DEFESA
Fagundes cobra governo federal e defende pescadores afetados por atraso no seguro-defeso
Da Redação
O atraso no pagamento do seguro-defeso tem afetado milhares de pescadores artesanais em Mato Grosso. O benefício, pago pelo Governo Federal durante o período da piracema, garante um salário mínimo mensal aos trabalhadores que ficam impedidos de exercer a pesca para preservação das espécies. No estado, cerca de 10 mil pescadores que têm direito ao recurso ainda não receberam nenhuma parcela referente ao período de outubro a fevereiro.
Durante a piracema, que segue até o dia 31 de janeiro, a pesca é proibida nos rios de Mato Grosso como forma de proteção ambiental. Nesse período, o seguro-defeso é a única fonte de renda de milhares de famílias ribeirinhas. Mesmo assim, os pedidos seguem parados no sistema federal, sem análise e sem previsão de pagamento, o que tem causado dificuldades financeiras, endividamento e insegurança social.

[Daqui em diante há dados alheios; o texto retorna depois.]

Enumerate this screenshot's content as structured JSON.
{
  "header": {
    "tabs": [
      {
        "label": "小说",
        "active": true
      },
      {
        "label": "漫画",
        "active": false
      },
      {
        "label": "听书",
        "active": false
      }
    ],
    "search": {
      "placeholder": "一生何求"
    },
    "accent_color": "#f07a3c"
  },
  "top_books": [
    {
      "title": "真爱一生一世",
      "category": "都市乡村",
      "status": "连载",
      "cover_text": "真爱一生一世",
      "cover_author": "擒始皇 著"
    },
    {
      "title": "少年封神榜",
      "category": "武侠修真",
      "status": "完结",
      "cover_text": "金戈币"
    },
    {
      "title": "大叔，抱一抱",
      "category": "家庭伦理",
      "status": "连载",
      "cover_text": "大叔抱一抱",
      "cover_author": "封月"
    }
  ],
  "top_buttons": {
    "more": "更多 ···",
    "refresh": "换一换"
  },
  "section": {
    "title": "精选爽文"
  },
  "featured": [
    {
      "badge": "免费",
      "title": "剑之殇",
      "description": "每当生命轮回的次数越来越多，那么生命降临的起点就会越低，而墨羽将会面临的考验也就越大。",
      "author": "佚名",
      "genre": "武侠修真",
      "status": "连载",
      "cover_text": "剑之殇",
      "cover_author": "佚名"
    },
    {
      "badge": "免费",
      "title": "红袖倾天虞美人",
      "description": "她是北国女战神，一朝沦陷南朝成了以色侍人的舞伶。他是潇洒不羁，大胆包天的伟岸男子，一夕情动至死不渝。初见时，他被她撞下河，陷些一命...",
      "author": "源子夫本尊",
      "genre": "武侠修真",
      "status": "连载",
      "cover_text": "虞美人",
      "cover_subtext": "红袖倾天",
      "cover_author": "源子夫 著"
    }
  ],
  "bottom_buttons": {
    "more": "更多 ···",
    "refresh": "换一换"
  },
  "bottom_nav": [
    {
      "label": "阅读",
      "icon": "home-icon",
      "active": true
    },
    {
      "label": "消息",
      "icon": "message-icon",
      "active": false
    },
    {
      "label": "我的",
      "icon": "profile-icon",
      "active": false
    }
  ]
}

Diante da situação, o senador Wellington Fagundes (PL-MT) cobrou uma resposta imediata do governo federal e afirmou que os pescadores não podem ser responsabilizados por falhas da gestão pública.

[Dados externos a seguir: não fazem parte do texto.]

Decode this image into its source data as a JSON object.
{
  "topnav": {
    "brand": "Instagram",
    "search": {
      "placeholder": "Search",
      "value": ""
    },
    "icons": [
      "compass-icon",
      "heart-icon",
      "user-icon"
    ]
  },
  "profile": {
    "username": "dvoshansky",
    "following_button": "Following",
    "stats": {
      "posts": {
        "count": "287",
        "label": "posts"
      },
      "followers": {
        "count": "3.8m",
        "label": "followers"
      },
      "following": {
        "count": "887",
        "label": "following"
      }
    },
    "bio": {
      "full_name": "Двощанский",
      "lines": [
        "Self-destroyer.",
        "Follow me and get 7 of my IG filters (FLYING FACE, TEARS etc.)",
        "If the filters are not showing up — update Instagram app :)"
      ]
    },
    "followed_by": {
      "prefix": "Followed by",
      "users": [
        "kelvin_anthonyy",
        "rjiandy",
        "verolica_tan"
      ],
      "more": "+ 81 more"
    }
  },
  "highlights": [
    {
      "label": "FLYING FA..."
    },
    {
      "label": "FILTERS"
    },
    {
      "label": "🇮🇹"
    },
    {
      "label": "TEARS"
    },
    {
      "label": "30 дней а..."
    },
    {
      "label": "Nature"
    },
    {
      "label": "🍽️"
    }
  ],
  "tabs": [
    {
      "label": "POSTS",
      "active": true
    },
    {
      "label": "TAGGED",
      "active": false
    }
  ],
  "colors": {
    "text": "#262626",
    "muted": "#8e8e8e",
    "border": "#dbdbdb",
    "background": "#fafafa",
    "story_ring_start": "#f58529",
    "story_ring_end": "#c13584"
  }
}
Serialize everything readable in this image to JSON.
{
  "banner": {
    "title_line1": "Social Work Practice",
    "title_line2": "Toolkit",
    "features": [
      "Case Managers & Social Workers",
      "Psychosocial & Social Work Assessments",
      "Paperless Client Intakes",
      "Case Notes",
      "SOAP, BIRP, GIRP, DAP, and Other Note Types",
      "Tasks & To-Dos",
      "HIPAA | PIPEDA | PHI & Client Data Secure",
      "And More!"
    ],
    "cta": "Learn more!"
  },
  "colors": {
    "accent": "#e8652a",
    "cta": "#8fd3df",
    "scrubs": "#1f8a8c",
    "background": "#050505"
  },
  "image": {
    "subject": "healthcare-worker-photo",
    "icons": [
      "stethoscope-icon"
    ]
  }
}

“Quero deixar muito claro: esse atraso não é culpa do pescador. É falha do governo federal. O trabalhador não pode pagar pelo erro da administração pública”, afirmou.

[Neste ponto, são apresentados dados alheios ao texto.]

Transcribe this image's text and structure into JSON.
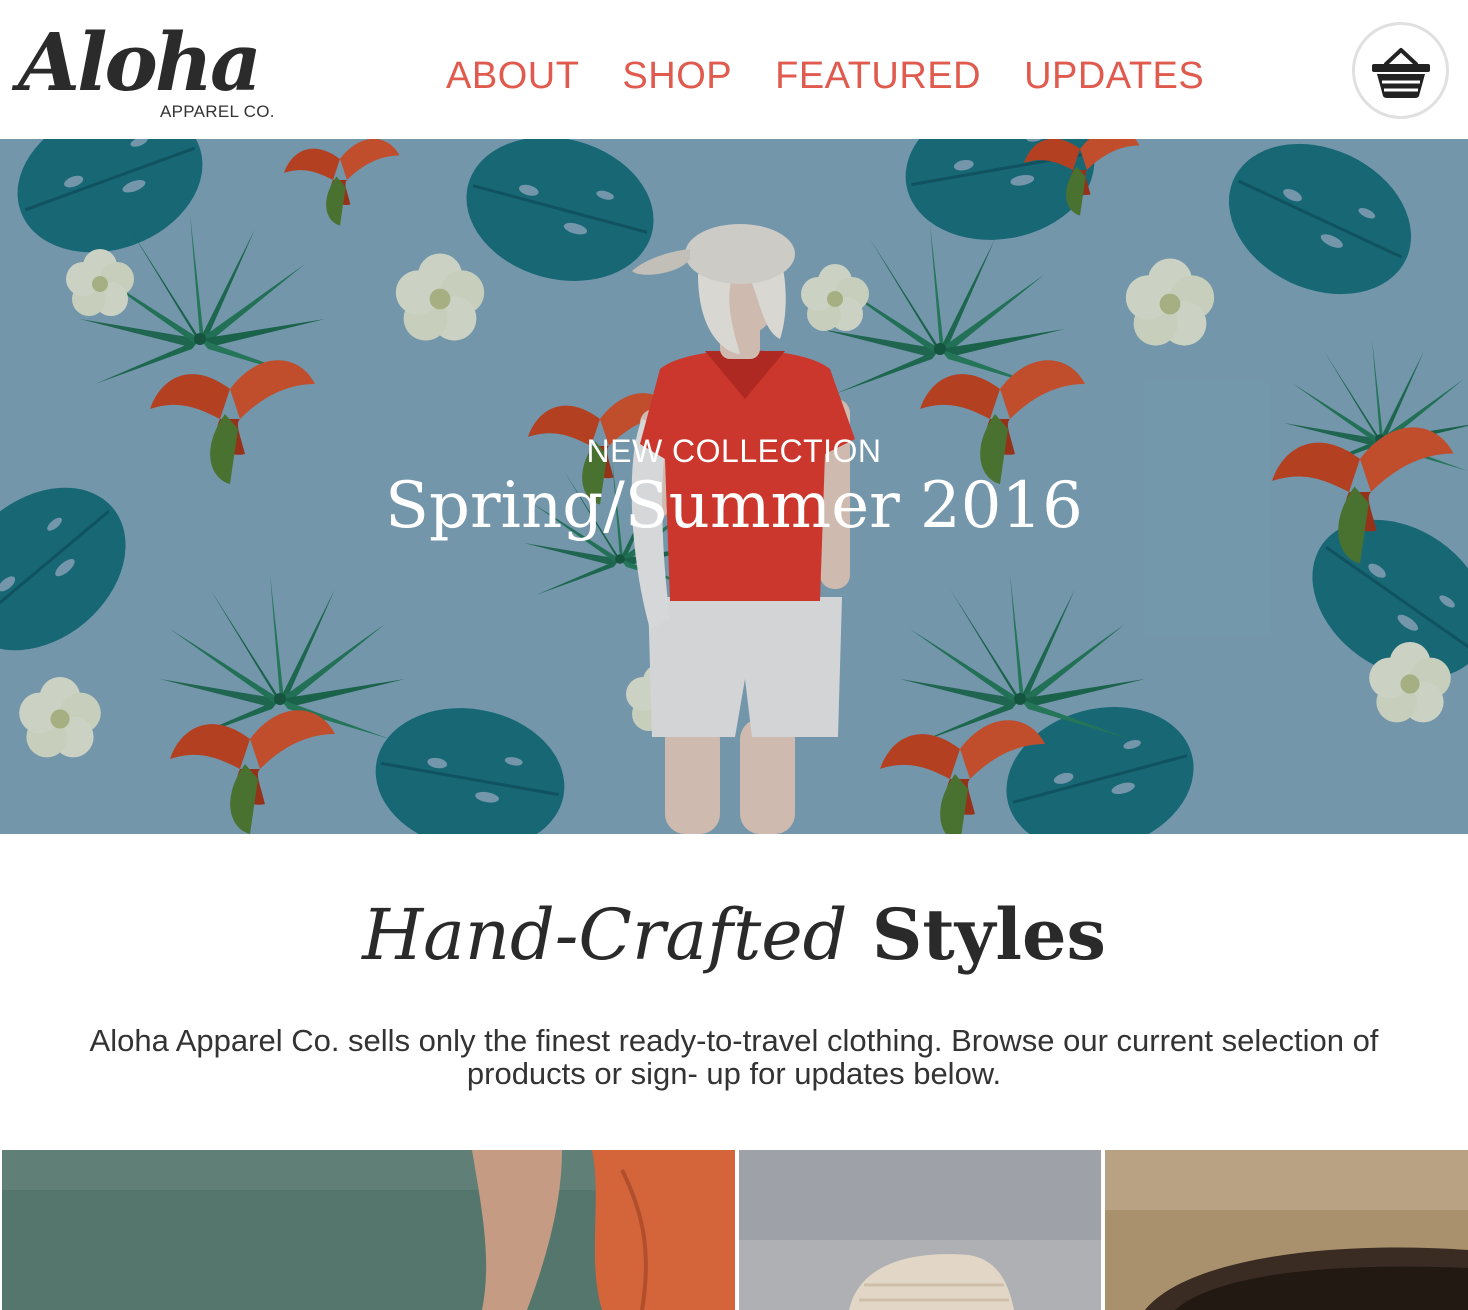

Segundo o parlamentar, os pescadores cumpriram todas as exigências legais ao respeitar o período de defeso, mas estão sendo penalizados.
“Eles fizeram a parte deles. Pararam de pescar, respeitaram a piracema e ajudaram a preservar o meio ambiente. Mesmo assim, estão há meses sem receber um direito garantido em lei”, destacou.
Wellington Fagundes reforçou que o impacto do atraso é imediato na vida das famílias.
“Estamos falando de pais e mães de família que dependem desse dinheiro para colocar comida na mesa. A fome não espera, as contas não esperam, e o governo precisa entender a urgência dessa situação”, disse.
O senador também criticou a falta de planejamento orçamentário do governo federal e defendeu que o seguro-defeso deveria ter sido tratado como prioridade.
“Houve mudança na gestão do programa, falta de organização e ausência de planejamento. O resultado é injustiça social com quem trabalha dentro da lei”,afirmou
Ao final, o parlamentar garantiu que seguirá atuando no Congresso Nacional para cobrar a regularização imediata dos pagamentos.
“Vou continuar cobrando, fiscalizando e trabalhando para que o seguro-defeso seja pago imediatamente e que a dignidade do pescador artesanal de Mato Grosso seja respeitada”, concluiu.